Back to Blog

Big Data Security

Computer data security is on everyone’s mind. Concern over the protection of data has gone far beyond the realm of white hats and security experts. It is now firmly in the sights of the VC firms [Whats Big in Venture Capital] and even in the mainstream media[Sony Pictures Hack]. And Big Data is no exception. In fact, since there is so much Big Data and the value within that data is of such enormous value, enterprises face a daunting task when it comes to controlling access and insuring that only authorized users see it.

In the past, computer data security was a specialty. Each storage vendor had different mechanisms for protecting the data stored in their systems. These mechanisms included data encryption, user authentication, user authorization, and access auditing. Over time, the data encryption algorithms standardized, but there remained differences in the authentication and authorization implementations. This was not an undue burden as typically there was a single application that accessed a given pool of data and it was designed to use the specific authentication and authorization mechanism for that data pool.

Enter Big Data and the Data Lake Now there are many types of data, each with different levels of security and audit requirements, which must be accessed by an array of applications such as Spark, Hive, Impala, MapReduce, etc. These various types of data may all reside in a single enterprise data hub or remain in individual storage silos. In either case, the Big Data applications need to access multiple types of data simultaneously in order to do their analysis. Yet at the same time the user of the application must meet the proper authorization requirements for each type of data being accessed.

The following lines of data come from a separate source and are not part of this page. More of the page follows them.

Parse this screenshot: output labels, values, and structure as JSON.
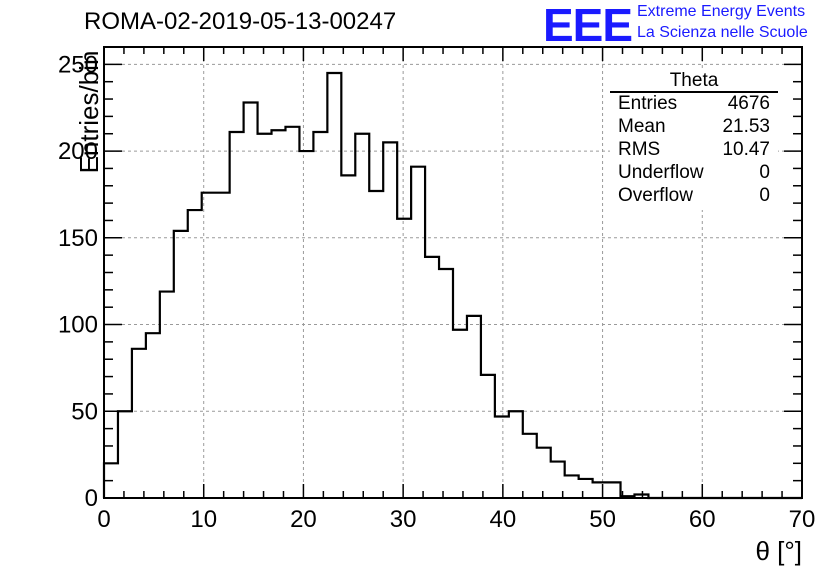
{
  "title": "ROMA-02-2019-05-13-00247",
  "logo": {
    "mark": "EEE",
    "line1": "Extreme Energy Events",
    "line2": "La Scienza nelle Scuole",
    "color": "#1a1aff"
  },
  "stats_box": {
    "title": "Theta",
    "rows": [
      {
        "label": "Entries",
        "value": "4676"
      },
      {
        "label": "Mean",
        "value": "21.53"
      },
      {
        "label": "RMS",
        "value": "10.47"
      },
      {
        "label": "Underflow",
        "value": "0"
      },
      {
        "label": "Overflow",
        "value": "0"
      }
    ]
  },
  "chart_data": {
    "type": "histogram",
    "title": "ROMA-02-2019-05-13-00247",
    "xlabel": "θ [°]",
    "ylabel": "Entries/bin",
    "xlim": [
      0,
      70
    ],
    "ylim": [
      0,
      260
    ],
    "xticks": [
      0,
      10,
      20,
      30,
      40,
      50,
      60,
      70
    ],
    "yticks": [
      0,
      50,
      100,
      150,
      200,
      250
    ],
    "grid": true,
    "bin_width": 1.4,
    "bin_contents": [
      20,
      50,
      86,
      95,
      119,
      154,
      166,
      176,
      176,
      211,
      228,
      210,
      212,
      214,
      200,
      211,
      245,
      186,
      210,
      177,
      205,
      161,
      191,
      139,
      132,
      97,
      105,
      71,
      47,
      50,
      37,
      29,
      21,
      13,
      11,
      9,
      9,
      1,
      2,
      0,
      0,
      0,
      0,
      0,
      0,
      0,
      0,
      0,
      0,
      0
    ],
    "line_color": "#000000"
  }
}
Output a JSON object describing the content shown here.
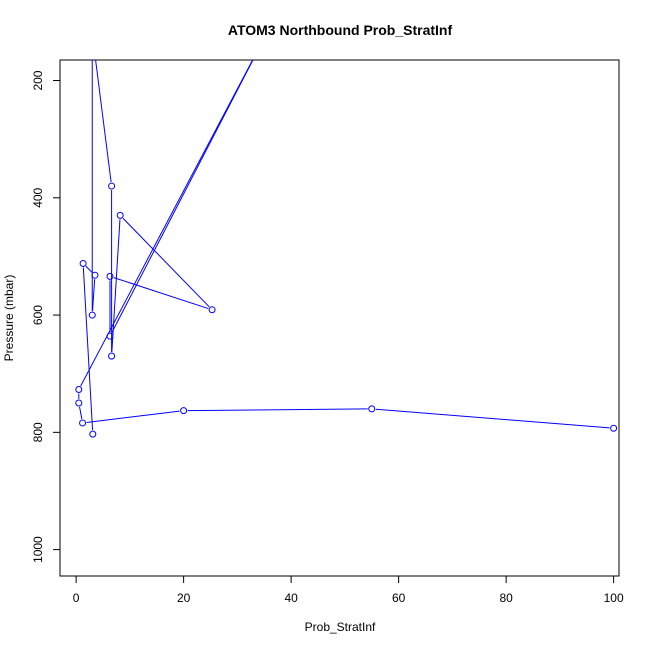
{
  "chart_data": {
    "type": "line",
    "title": "ATOM3 Northbound Prob_StratInf",
    "xlabel": "Prob_StratInf",
    "ylabel": "Pressure (mbar)",
    "xlim": [
      -3,
      101
    ],
    "ylim": [
      1045,
      165
    ],
    "y_reversed": true,
    "xticks": [
      0,
      20,
      40,
      60,
      80,
      100
    ],
    "yticks": [
      200,
      400,
      600,
      800,
      1000
    ],
    "grid": false,
    "series": [
      {
        "color": "#0000ff",
        "marker": "open-circle",
        "points": [
          {
            "x": 100,
            "y": 793
          },
          {
            "x": 55,
            "y": 760
          },
          {
            "x": 20,
            "y": 763
          },
          {
            "x": 1.2,
            "y": 784
          },
          {
            "x": 0.5,
            "y": 750
          },
          {
            "x": 0.5,
            "y": 727
          },
          {
            "x": 36,
            "y": 110
          },
          {
            "x": 6.3,
            "y": 636
          },
          {
            "x": 6.3,
            "y": 534
          },
          {
            "x": 25.3,
            "y": 591
          },
          {
            "x": 8.2,
            "y": 430
          },
          {
            "x": 6.6,
            "y": 670
          },
          {
            "x": 6.6,
            "y": 380
          },
          {
            "x": 3,
            "y": 120
          },
          {
            "x": 3,
            "y": 600
          },
          {
            "x": 3.5,
            "y": 532
          },
          {
            "x": 1.3,
            "y": 512
          },
          {
            "x": 3.1,
            "y": 803
          }
        ]
      }
    ]
  }
}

While to some this seems like re-inventing the wheel, much work has been done on the security of Hadoop when running with a single HDFS.However, those enterprises that want to remain with storage silos and still run Big Data applications have had to modify those applications. Until now. With BlueData’s EPIC platform and its DataTAP technology, the data scientist will be able to run unmodified Big Data applications and securely access data from multiple storage silos using the authentication and authorization mechanism native to each silo. This will dramatically reduce the burden on the data scientist without compromising the security of the data. A big win for everyone.